Sufficient Information
A testator planning to appoint a professional executor should be given sufficient information to make an informed decision about the appointment and related costs (though if lay executors are named they may choose to instruct solicitors to assist and the costs are payable from the estate). Where the estate is complex or there are family disputes then appointing a professional executor may be in the client’s best interests.
Contentious Matters
A solicitor may find themselves involved in matters of contentious probate work.
For example:
the terms of the will or the validity of the will is challenged
a disappointed beneficiary wants to make a claim under the Inheritance (Provision for Family and Dependants) Act 1975
A solicitor may be acting for the estate PRs or beneficiaries to either bring or defend a claim and the solicitor owes a duty to their client in the usual way.

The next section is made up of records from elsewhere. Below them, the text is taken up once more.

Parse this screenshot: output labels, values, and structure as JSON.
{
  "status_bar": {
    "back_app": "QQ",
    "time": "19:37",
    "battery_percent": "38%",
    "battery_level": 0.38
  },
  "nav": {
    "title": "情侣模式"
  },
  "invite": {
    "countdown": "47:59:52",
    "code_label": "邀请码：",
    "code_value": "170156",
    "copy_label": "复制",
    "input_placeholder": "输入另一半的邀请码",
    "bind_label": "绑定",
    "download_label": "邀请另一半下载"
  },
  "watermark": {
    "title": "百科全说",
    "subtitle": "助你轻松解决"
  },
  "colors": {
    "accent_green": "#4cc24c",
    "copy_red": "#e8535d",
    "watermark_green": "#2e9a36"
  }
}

While the solicitor will not be involved in carrying out the administration they will require knowledge of the administration process and the obligations of the PRs in order to advise their client.
Summary
The role of a PR is to administer the estate of a deceased.
The administration process requires the PRs to collect in the deceased’s assets, pay the deceased’s debts and the estate expenses and then distribute the estate funds to the correct beneficiaries (who are entitled under the will or intestacy).
The role of PR is fiduciary in nature.
A PR may also act in the capacity of a trustee of any trust arising following the deceased’s death.
Many of the statutory duties and powers that apply to trustees under the Trustee Act 1925 / 2000 apply equally to PRs.
A testator may appoint a solicitor or firm to act as executor under their will.
Where lay executors are appointed under a will, or administrators are appointed under an intestacy, the PRs may instruct solicitors to assist them.
Solicitors may be instructed to assist with contentious probate matters.
Administration: Requirement for a grant & types
Grant of Representation
The grant of representation is a court order confirming the authority of those named in it to administer the estate. ‘Grant’ is a generic term for any grant of representation. This element considers the following three main kinds of grant:
Grant of probate Grant of letters of administration (with will) Grant of letters of administration
You will note that the grant confirms the:
- Identity and date of death of the deceased * Deceased left a valid will * Identity of the executors appointed * Value of the estate to which the grant applies (the succession estate)
An official signature, stamp and holographic seal are added.
Requirement for a grant
When a person dies it is necessary for someone to administer their estate. The person with the legal right to carry out the administration is the PR.
Some assets can be dealt with without a grant but unless the estate contains only these assets a grant is needed. This element focuses on estates where a grant is required.
To comply with their duty to collect in and administer the deceased’s estate, the PR will usually need to provide evidence of their appointment.